A referrer gets paid in creation of a consumer whereas an advertising company gets paid as a spy, essentially. Using Amazon as an example, isn't the purpose of the service to sell you something? Instead of selling you as a product?[0]
No, it's criticizing him for not being forthright about it. I think it's important for people to know whether or not their activity is helping financially support someone. I may specifically want to support the project maintainer, so I will try to remember to use their referral link later if I don't have the time to do it now. Or I may specifically not want to support the maintainer, so I will circumvent their referral link. Either way, my job is made a lot easier if the maintainer discloses that the link is a referral link.
I removed it, I thought it was obvious once you clicked on the link. again, I'm a PhD student, I live at the poverty line and host this project myself.

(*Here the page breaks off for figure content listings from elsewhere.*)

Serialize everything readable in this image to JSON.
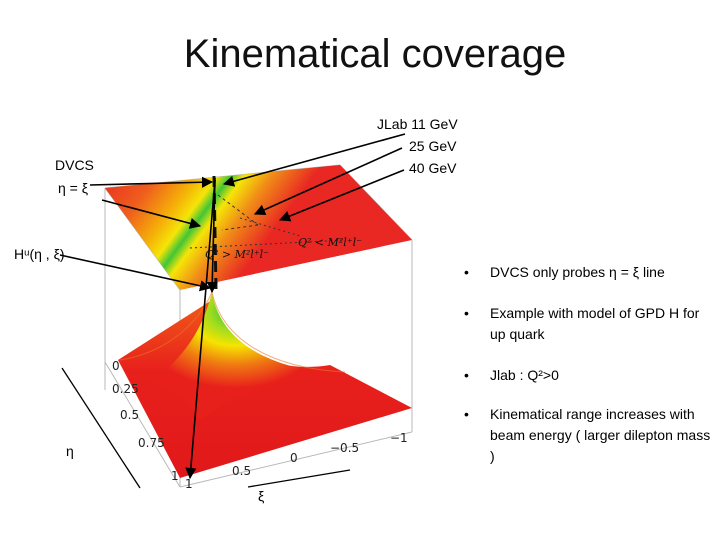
{
  "title": "Kinematical coverage",
  "labels": {
    "jlab": "JLab 11 GeV",
    "energy_25": "25 GeV",
    "energy_40": "40 GeV",
    "dvcs": "DVCS",
    "eta_eq_xi": "η = ξ",
    "hu": "Hᵘ(η , ξ)",
    "eta_axis": "η",
    "xi_axis": "ξ",
    "q2_greater": "Q² > M²l⁺l⁻",
    "q2_less": "Q² < M²l⁺l⁻"
  },
  "ticks": {
    "eta": [
      "0",
      "0.25",
      "0.5",
      "0.75",
      "1"
    ],
    "xi": [
      "1",
      "0.5",
      "0",
      "−0.5",
      "−1"
    ]
  },
  "bullets": [
    "DVCS only probes η = ξ line",
    "Example with  model of GPD H for up quark",
    "Jlab  : Q²>0",
    "Kinematical range increases with beam energy ( larger dilepton mass )"
  ],
  "colors": {
    "surface_red": "#e8201c",
    "surface_yellow": "#f5e400",
    "surface_green": "#22c22a",
    "arrow": "#000000"
  }
}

Honestly, you should have left it up there and told the first few to go <strike>fuck themselves</strike> find something better to do than criticize someone who gave them a FOSS program.
Yeah, things that are free need to make money somehow, hence ads and ref links. It's asinine to think that a person should just give up their own cash to provide a free service. It's the epitome of using someone as a means to an end; and you're the one getting used.

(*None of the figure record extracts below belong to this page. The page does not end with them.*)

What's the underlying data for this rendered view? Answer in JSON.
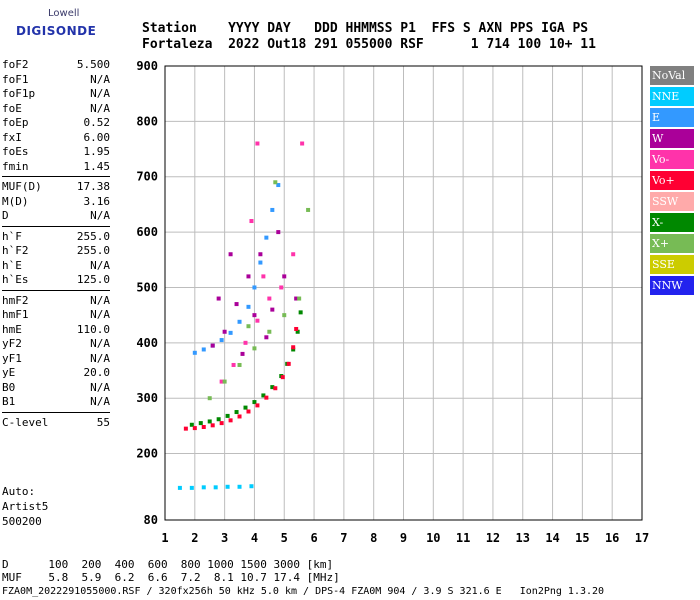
{
  "logo": {
    "line1": "Lowell",
    "line2": "DIGISONDE"
  },
  "header": {
    "row1": "Station    YYYY DAY   DDD HHMMSS P1  FFS S AXN PPS IGA PS",
    "row2": "Fortaleza  2022 Out18 291 055000 RSF      1 714 100 10+ 11"
  },
  "params": {
    "group1": [
      {
        "name": "foF2",
        "value": "5.500"
      },
      {
        "name": "foF1",
        "value": "N/A"
      },
      {
        "name": "foF1p",
        "value": "N/A"
      },
      {
        "name": "foE",
        "value": "N/A"
      },
      {
        "name": "foEp",
        "value": "0.52"
      },
      {
        "name": "fxI",
        "value": "6.00"
      },
      {
        "name": "foEs",
        "value": "1.95"
      },
      {
        "name": "fmin",
        "value": "1.45"
      }
    ],
    "group2": [
      {
        "name": "MUF(D)",
        "value": "17.38"
      },
      {
        "name": "M(D)",
        "value": "3.16"
      },
      {
        "name": "D",
        "value": "N/A"
      }
    ],
    "group3": [
      {
        "name": "h`F",
        "value": "255.0"
      },
      {
        "name": "h`F2",
        "value": "255.0"
      },
      {
        "name": "h`E",
        "value": "N/A"
      },
      {
        "name": "h`Es",
        "value": "125.0"
      }
    ],
    "group4": [
      {
        "name": "hmF2",
        "value": "N/A"
      },
      {
        "name": "hmF1",
        "value": "N/A"
      },
      {
        "name": "hmE",
        "value": "110.0"
      },
      {
        "name": "yF2",
        "value": "N/A"
      },
      {
        "name": "yF1",
        "value": "N/A"
      },
      {
        "name": "yE",
        "value": "20.0"
      },
      {
        "name": "B0",
        "value": "N/A"
      },
      {
        "name": "B1",
        "value": "N/A"
      }
    ],
    "group5": [
      {
        "name": "C-level",
        "value": "55"
      }
    ]
  },
  "auto": {
    "line1": "Auto:",
    "line2": "Artist5",
    "line3": "500200"
  },
  "legend": [
    {
      "label": "NoVal",
      "color": "#808080"
    },
    {
      "label": "NNE",
      "color": "#00ccff"
    },
    {
      "label": "E",
      "color": "#3399ff"
    },
    {
      "label": "W",
      "color": "#aa0099"
    },
    {
      "label": "Vo-",
      "color": "#ff33aa"
    },
    {
      "label": "Vo+",
      "color": "#ff0033"
    },
    {
      "label": "SSW",
      "color": "#ffaaaa"
    },
    {
      "label": "X-",
      "color": "#008800"
    },
    {
      "label": "X+",
      "color": "#77bb55"
    },
    {
      "label": "SSE",
      "color": "#cccc00"
    },
    {
      "label": "NNW",
      "color": "#2222ee"
    }
  ],
  "bottom": {
    "row1": "D      100  200  400  600  800 1000 1500 3000 [km]",
    "row2": "MUF    5.8  5.9  6.2  6.6  7.2  8.1 10.7 17.4 [MHz]",
    "row3": "FZA0M_2022291055000.RSF / 320fx256h 50 kHz 5.0 km / DPS-4 FZA0M 904 / 3.9 S 321.6 E   Ion2Png 1.3.20"
  },
  "chart_data": {
    "type": "scatter",
    "title": "",
    "xlabel": "",
    "ylabel": "",
    "xlim": [
      1,
      17
    ],
    "ylim": [
      80,
      900
    ],
    "xticks": [
      1,
      2,
      3,
      4,
      5,
      6,
      7,
      8,
      9,
      10,
      11,
      12,
      13,
      14,
      15,
      16,
      17
    ],
    "yticks": [
      80,
      200,
      300,
      400,
      500,
      600,
      700,
      800,
      900
    ],
    "grid": true,
    "series": [
      {
        "name": "X-",
        "color": "#008800",
        "points": [
          [
            1.9,
            252
          ],
          [
            2.2,
            255
          ],
          [
            2.5,
            258
          ],
          [
            2.8,
            262
          ],
          [
            3.1,
            268
          ],
          [
            3.4,
            275
          ],
          [
            3.7,
            283
          ],
          [
            4.0,
            293
          ],
          [
            4.3,
            305
          ],
          [
            4.6,
            320
          ],
          [
            4.9,
            340
          ],
          [
            5.1,
            362
          ],
          [
            5.3,
            388
          ],
          [
            5.45,
            420
          ],
          [
            5.55,
            455
          ]
        ]
      },
      {
        "name": "Vo+",
        "color": "#ff0033",
        "points": [
          [
            1.7,
            245
          ],
          [
            2.0,
            246
          ],
          [
            2.3,
            248
          ],
          [
            2.6,
            251
          ],
          [
            2.9,
            255
          ],
          [
            3.2,
            260
          ],
          [
            3.5,
            267
          ],
          [
            3.8,
            276
          ],
          [
            4.1,
            287
          ],
          [
            4.4,
            301
          ],
          [
            4.7,
            318
          ],
          [
            4.95,
            338
          ],
          [
            5.15,
            362
          ],
          [
            5.3,
            392
          ],
          [
            5.4,
            425
          ]
        ]
      },
      {
        "name": "E",
        "color": "#3399ff",
        "points": [
          [
            2.0,
            382
          ],
          [
            2.3,
            388
          ],
          [
            2.6,
            395
          ],
          [
            2.9,
            405
          ],
          [
            3.2,
            418
          ],
          [
            3.5,
            438
          ],
          [
            3.8,
            465
          ],
          [
            4.0,
            500
          ],
          [
            4.2,
            545
          ],
          [
            4.4,
            590
          ],
          [
            4.6,
            640
          ],
          [
            4.8,
            685
          ]
        ]
      },
      {
        "name": "NNE",
        "color": "#00ccff",
        "points": [
          [
            1.5,
            138
          ],
          [
            1.9,
            138
          ],
          [
            2.3,
            139
          ],
          [
            2.7,
            139
          ],
          [
            3.1,
            140
          ],
          [
            3.5,
            140
          ],
          [
            3.9,
            141
          ]
        ]
      },
      {
        "name": "W",
        "color": "#aa0099",
        "points": [
          [
            2.6,
            395
          ],
          [
            3.0,
            420
          ],
          [
            3.4,
            470
          ],
          [
            3.8,
            520
          ],
          [
            4.2,
            560
          ],
          [
            4.6,
            460
          ],
          [
            5.0,
            520
          ],
          [
            5.4,
            480
          ],
          [
            3.6,
            380
          ],
          [
            4.4,
            410
          ],
          [
            3.2,
            560
          ],
          [
            4.0,
            450
          ],
          [
            2.8,
            480
          ],
          [
            4.8,
            600
          ]
        ]
      },
      {
        "name": "Vo-",
        "color": "#ff33aa",
        "points": [
          [
            2.9,
            330
          ],
          [
            3.3,
            360
          ],
          [
            3.7,
            400
          ],
          [
            4.1,
            440
          ],
          [
            4.5,
            480
          ],
          [
            4.9,
            500
          ],
          [
            5.3,
            560
          ],
          [
            3.9,
            620
          ],
          [
            4.3,
            520
          ],
          [
            5.6,
            760
          ],
          [
            4.1,
            760
          ]
        ]
      },
      {
        "name": "X+",
        "color": "#77bb55",
        "points": [
          [
            2.5,
            300
          ],
          [
            3.0,
            330
          ],
          [
            3.5,
            360
          ],
          [
            4.0,
            390
          ],
          [
            4.5,
            420
          ],
          [
            5.0,
            450
          ],
          [
            5.5,
            480
          ],
          [
            5.8,
            640
          ],
          [
            3.8,
            430
          ],
          [
            4.7,
            690
          ]
        ]
      }
    ]
  }
}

I do a lot of research, advocacy, and editorial work which is very critical of many powerful companies; I have to be sure there is no accidental impression I am "for" or "against" anybody or benefitting financially in any way from my research. that is actually why I changed it.

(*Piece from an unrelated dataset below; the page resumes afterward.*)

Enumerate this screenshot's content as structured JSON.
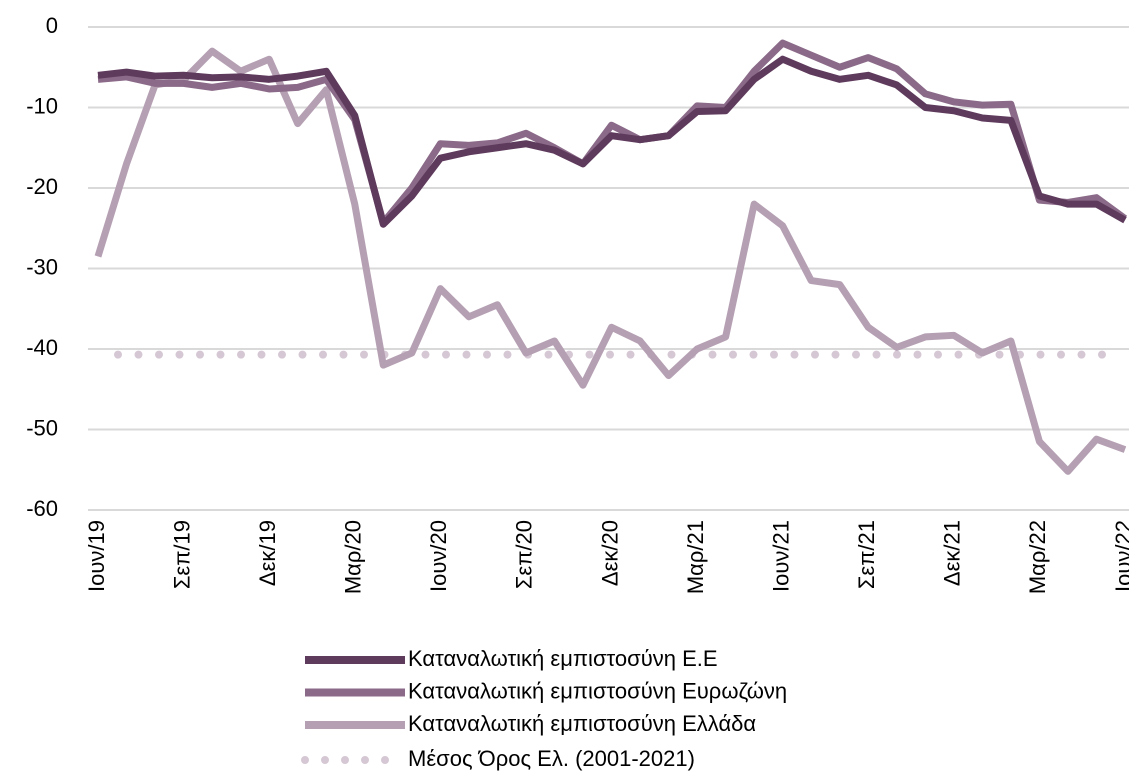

any sane person can see that releasing my intellectual property for free wasn't an evil scheme to make $.25 from digital ocean. ;-)
I haven't used windows in 15 years and couldn't find anybody to write the directions for me, so I went with snarky over spending time figuring out how to install python3 and mysql on windows. ;-)
in response to referral link comment: I host the site on my own dime so I didn't think getting $.25 from DO would make me a bad person...also, I really don't have time to learn windows to make instructions. I'm a grad student and make slightly above minimum wage annually, if I were to be evil and greedy I'd probably not be doing what I do with my life. I'm giving away thousands of hours of work and data I could make money off of doing evil things.
---
I think you guys/gals have a point, the referral link is gone. ;-)
I can't speak for getting a Linux cloud server, but I've seen plenty of recommendations to use a VM when trying to use some software on Windows. Unless you're specifically writing C# or using IIS or SQL Server I don't necessarily believe it's bad advice. In the coming years, with the way C# is changing, Linux/FreeBSD may become the desired platform to run C# code (just like it is for Java.)
personally, I feel the real magic of VMs is I can play around, keep notes, royally screw up my system doing something idiotic, trash the machine, spin up a new one, and resume from my notes. I'm old enough to remember the dark days of RHL CDs running on actual computers...
If I was consulting on a flat fee, that's the advice - virtualize to the most compatible OS - I'd typically offer because it is the most likely to deliver the most business value over the long run. On the other hand, if I was charging by the hour, I'd spend my time and the customer's dollars creating a one-off installation that is likely to break and need future $upport when components change.
On the third hand, if the task was trivial, then there would be no reason to complain about a lack of bespoke Windows instructions, since they would almost write themselves. Of course if bespoke Windows instructions are non-trivial, then obviously it's hard to see merit in the complaint.
Your instructions are literally just "install this software". Windows is not so different that the instructions can't be just "install all this software". We can install software without apt perfectly fine.